I’ve been a member of the Royal Society of Chemistry (RSC) for many years now; I think I’m coming up on my 15th year. The RSC does a lot of good things — and I know many people who work there and enjoy catching up with them at conferences. But there is one thing in particular that the RSC does that makes me roll my eyes (and many of the chemists I know have a similar reaction). Occasionally the RSC puts out a light-hearted press release that has only a very tenuous link to chemistry, or no discernible link to chemistry whatsoever.
Yesterday’s effort (which foreshadowed an event today) was titled: Mrs Beeton’s all-bread sandwich recreated for tough-times Britain. The release tells us that, “The RSC decided to promote Mrs Beeton’s toast sandwich because it might just be what we need to get us through the harsh economic times that are forecast.” Well isn’t that nice of them? Nothing much to do with chemistry though.
As noted in an article in 2010 by Brian Emsley on the Association of British Science Writers website, “The generating of historically-based or eccentric stunts has been part of the RSC mainstream PR now for eight years and each year we think that we have exhausted the seam but then another concept springs up happily.” The basic idea seems to be that if you can generate media interest through these stunts and raise the profile of the RSC, then when important issues in chemical policy, research or education crop up, the press are more likely to remember the RSC and go to them for comment.

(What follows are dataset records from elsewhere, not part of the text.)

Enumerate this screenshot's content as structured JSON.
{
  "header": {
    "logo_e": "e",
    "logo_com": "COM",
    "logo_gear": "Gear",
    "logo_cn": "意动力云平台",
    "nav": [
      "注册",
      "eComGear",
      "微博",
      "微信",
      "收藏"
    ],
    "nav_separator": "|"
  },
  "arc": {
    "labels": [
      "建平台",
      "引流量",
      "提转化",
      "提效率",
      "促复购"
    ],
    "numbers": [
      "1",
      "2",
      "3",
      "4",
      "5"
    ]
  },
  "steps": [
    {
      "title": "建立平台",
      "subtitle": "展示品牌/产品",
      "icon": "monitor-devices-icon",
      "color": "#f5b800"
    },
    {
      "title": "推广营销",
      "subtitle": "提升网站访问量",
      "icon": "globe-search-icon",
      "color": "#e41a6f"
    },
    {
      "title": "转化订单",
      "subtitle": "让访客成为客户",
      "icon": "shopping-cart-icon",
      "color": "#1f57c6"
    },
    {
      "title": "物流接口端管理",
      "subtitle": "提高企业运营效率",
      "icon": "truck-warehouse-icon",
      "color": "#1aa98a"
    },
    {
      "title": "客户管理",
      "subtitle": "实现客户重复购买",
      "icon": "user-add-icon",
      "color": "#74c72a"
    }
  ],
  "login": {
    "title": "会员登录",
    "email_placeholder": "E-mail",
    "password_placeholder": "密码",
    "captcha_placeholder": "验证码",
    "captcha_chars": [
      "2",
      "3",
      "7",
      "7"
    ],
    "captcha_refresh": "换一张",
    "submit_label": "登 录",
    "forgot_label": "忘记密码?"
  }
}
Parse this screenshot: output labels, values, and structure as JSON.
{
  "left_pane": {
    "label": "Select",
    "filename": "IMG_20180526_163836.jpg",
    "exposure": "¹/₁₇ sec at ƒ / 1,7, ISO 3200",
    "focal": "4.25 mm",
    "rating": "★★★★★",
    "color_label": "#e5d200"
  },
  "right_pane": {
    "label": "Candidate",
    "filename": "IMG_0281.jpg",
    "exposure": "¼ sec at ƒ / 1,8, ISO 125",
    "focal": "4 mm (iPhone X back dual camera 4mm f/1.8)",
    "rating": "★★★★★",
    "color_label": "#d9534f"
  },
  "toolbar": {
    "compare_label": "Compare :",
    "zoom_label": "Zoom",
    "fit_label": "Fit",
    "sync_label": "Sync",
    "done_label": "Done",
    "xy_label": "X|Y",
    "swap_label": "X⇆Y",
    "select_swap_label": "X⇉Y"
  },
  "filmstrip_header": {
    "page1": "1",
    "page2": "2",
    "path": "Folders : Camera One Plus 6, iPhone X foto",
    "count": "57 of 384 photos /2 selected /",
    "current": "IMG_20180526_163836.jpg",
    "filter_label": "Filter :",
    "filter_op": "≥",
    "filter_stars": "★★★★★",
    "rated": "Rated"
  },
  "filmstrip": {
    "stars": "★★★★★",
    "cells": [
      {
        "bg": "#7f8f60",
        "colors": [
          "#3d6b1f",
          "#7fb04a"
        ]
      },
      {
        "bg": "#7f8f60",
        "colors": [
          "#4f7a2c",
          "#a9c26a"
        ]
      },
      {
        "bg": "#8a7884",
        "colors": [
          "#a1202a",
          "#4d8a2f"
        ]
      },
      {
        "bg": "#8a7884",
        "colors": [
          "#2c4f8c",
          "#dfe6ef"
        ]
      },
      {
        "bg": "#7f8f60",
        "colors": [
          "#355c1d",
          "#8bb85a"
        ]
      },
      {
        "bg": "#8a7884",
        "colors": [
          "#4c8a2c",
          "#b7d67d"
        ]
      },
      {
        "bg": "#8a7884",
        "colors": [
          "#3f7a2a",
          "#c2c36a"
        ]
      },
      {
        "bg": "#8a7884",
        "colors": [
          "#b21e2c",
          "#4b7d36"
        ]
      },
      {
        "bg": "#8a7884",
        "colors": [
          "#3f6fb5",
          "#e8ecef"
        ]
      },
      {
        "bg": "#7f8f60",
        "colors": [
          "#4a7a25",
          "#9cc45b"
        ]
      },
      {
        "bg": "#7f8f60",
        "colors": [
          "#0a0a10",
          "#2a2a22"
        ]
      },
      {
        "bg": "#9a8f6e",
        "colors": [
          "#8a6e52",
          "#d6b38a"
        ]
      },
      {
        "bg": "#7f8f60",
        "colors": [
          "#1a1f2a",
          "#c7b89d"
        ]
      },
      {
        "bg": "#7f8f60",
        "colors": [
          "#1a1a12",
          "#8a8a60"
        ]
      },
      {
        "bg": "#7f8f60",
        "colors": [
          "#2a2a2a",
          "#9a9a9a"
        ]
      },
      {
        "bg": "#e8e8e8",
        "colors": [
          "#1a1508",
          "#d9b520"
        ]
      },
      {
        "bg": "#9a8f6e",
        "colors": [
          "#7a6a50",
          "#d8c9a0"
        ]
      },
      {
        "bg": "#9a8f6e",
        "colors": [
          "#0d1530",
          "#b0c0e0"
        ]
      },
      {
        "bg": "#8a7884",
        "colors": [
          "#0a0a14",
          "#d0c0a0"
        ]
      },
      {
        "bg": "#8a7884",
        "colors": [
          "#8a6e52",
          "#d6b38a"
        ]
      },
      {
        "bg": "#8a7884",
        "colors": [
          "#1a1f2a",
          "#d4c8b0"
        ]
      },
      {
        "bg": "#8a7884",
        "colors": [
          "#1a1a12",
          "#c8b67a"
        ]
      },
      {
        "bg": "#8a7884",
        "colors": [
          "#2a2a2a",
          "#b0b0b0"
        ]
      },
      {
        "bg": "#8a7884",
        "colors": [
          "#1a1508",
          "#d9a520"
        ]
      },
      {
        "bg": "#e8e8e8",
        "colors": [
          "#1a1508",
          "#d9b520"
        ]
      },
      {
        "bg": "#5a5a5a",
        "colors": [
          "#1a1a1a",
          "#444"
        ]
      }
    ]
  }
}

And through a fairly extensive exchange I had on Twitter today, it seems that once the RSC has got their foot in the door with the national media with one of these stunts, they can use the opportunity to raise other chemistry-related issues.

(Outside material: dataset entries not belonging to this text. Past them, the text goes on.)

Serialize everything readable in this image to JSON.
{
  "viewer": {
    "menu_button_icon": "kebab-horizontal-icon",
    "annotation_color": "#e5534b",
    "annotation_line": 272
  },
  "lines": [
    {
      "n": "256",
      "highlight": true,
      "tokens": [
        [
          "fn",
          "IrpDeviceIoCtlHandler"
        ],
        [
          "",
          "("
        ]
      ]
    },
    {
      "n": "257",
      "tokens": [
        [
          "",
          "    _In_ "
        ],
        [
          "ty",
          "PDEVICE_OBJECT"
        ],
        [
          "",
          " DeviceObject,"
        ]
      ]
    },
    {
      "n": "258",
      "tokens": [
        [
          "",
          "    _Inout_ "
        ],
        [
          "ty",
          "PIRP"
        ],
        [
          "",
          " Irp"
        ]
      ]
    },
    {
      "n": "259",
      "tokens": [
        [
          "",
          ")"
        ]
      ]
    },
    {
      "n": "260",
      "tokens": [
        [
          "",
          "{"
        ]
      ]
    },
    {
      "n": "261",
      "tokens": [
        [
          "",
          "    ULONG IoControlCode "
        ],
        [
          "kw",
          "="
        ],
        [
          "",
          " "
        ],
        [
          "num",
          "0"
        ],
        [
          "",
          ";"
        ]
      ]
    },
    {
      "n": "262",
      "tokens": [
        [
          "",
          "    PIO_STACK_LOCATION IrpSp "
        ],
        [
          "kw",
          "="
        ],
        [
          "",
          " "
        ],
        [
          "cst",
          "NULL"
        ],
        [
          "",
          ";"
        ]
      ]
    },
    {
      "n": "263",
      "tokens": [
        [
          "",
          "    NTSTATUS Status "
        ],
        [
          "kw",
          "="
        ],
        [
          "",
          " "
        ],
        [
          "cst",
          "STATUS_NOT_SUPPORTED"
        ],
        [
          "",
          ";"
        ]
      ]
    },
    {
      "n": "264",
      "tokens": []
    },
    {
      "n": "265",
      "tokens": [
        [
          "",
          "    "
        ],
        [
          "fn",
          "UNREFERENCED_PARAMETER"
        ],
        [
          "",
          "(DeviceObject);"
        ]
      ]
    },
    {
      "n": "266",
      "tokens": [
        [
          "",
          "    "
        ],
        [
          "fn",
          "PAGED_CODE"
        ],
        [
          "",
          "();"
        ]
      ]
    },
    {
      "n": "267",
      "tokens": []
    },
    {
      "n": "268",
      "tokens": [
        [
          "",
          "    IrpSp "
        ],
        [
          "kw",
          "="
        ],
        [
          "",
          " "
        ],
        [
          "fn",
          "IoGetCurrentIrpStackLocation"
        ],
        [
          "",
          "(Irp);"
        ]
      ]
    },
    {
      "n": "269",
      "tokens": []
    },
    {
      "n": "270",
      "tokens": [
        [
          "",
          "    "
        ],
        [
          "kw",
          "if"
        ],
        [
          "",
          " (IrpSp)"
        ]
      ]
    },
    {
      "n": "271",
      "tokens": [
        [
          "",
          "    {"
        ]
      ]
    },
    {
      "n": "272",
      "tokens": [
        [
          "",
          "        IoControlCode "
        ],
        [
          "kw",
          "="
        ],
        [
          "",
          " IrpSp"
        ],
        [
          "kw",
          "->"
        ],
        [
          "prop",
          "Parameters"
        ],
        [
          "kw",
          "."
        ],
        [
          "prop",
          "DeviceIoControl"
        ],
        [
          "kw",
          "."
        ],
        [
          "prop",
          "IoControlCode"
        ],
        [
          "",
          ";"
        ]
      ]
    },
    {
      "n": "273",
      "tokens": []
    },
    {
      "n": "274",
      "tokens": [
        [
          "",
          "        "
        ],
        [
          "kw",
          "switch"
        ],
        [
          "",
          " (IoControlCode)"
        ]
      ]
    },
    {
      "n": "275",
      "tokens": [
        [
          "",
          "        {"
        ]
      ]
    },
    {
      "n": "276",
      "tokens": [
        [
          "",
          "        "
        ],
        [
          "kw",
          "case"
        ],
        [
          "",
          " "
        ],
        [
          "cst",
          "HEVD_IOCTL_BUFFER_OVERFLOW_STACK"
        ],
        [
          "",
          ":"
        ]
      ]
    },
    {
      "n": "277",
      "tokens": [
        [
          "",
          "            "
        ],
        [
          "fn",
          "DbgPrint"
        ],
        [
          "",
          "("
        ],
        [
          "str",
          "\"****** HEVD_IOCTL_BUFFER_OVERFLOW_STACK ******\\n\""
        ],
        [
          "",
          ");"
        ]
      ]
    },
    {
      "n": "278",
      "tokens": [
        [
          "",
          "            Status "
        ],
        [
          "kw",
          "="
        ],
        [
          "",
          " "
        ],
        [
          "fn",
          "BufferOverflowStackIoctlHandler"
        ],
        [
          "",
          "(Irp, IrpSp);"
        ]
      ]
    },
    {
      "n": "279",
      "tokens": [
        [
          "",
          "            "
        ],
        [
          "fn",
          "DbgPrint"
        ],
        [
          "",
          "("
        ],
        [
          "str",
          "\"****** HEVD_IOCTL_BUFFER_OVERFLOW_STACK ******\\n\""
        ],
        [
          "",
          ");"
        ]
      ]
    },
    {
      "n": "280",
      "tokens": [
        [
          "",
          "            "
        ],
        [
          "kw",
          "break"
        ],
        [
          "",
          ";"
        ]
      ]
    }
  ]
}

But does it work? I’m not convinced. Of course, I could be wrong. But I can’t help but imagine that the vast majority of people reading the stories or listening to the interviews go away and remember the gimmick, but not much more. Maybe I wouldn’t object so much if there was some fundamental chemistry underpinning these stunts that was more of an integral part of the press release — and that people went away with just a tiny bit more understanding about science or chemistry. But then again, I guess the stories might not be picked up so much if that was the case. Trying to increase the engagement of chemists and chemistry with the public is something I think is very important, I’m just not sure this is the right way to go about it.

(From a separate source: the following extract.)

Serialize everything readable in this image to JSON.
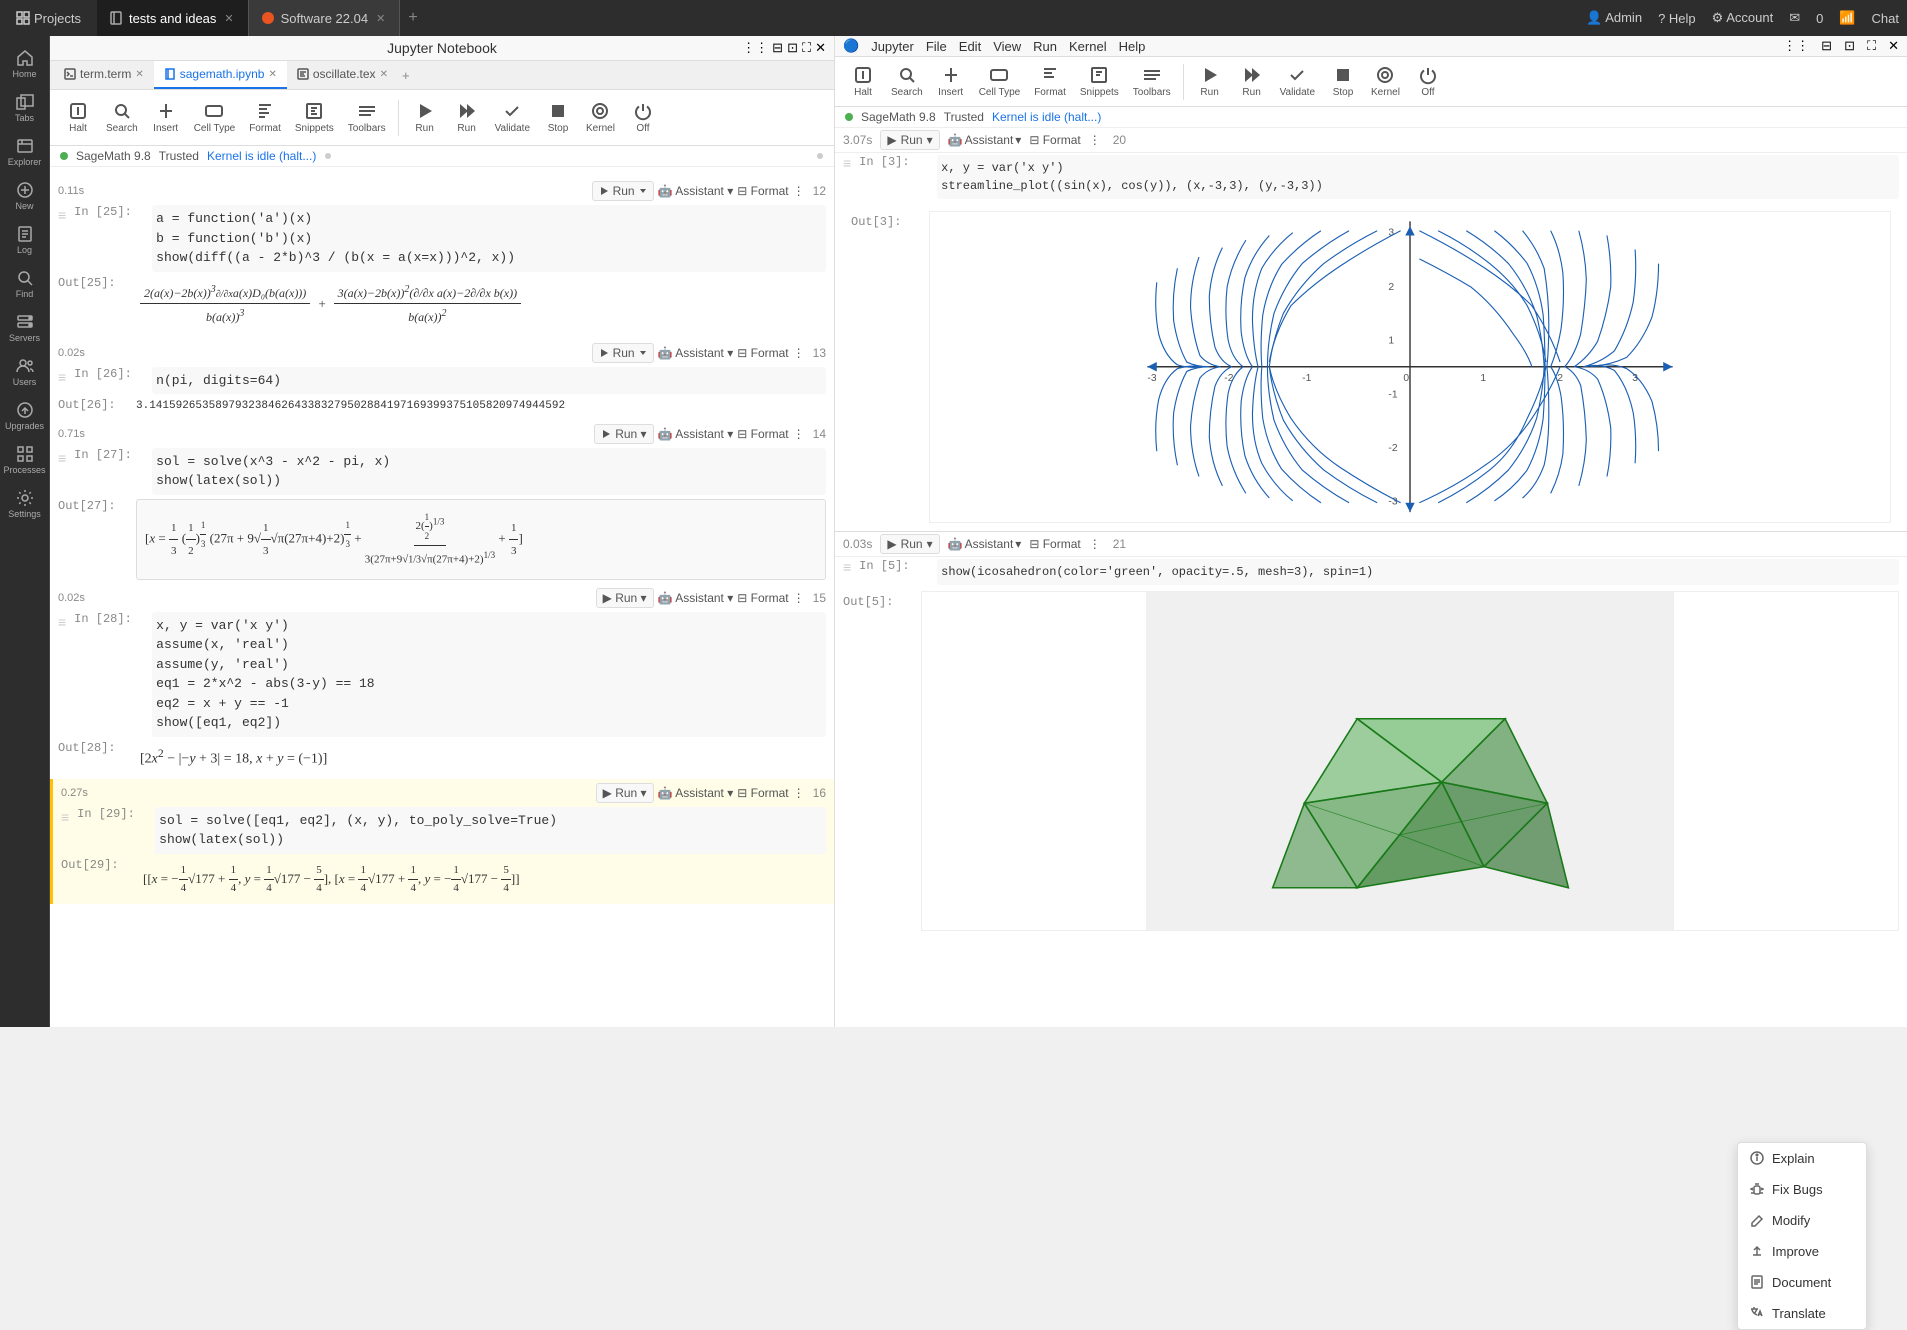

There has also been some criticism on Twitter that there are more important things going on in chemistry that should be more of a priority for the RSC — most notably the current funding policies of the Engineering and Physical Sciences Research Council (this blog will give you one side of the story). I also think there are other great ‘public interest’ stories that powerfully demonstrate the importance of chemistry — one that caught the eye today is Dave Smith’s very personal story about the chemistry that makes organ transplantation possible. Find 15 minutes and go and watch it.
I think my comments on the latest RSC PR stunt touched a few nerves, with @RSC_Comms branding me a ‘hypocrite’ for daring to criticize the toast-sandwich offensive after I have previously written about the chemistry of cookies here on this blog. As I pointed out, I’m not a professional society that charges members dues to fund my activities. My blog is a personal one with a chemistry slant that I post to in my spare time. There’s a difference!
Anyway, I’m probably being somewhat precious about this, but what do you think? Are the RSC PR stunts helping raise the profile of chemistry in the UK? Lemme know!
*My lovely — and sensible — wife made me change the title of this post from what I originally planned. One day I’ll let you all know what it was.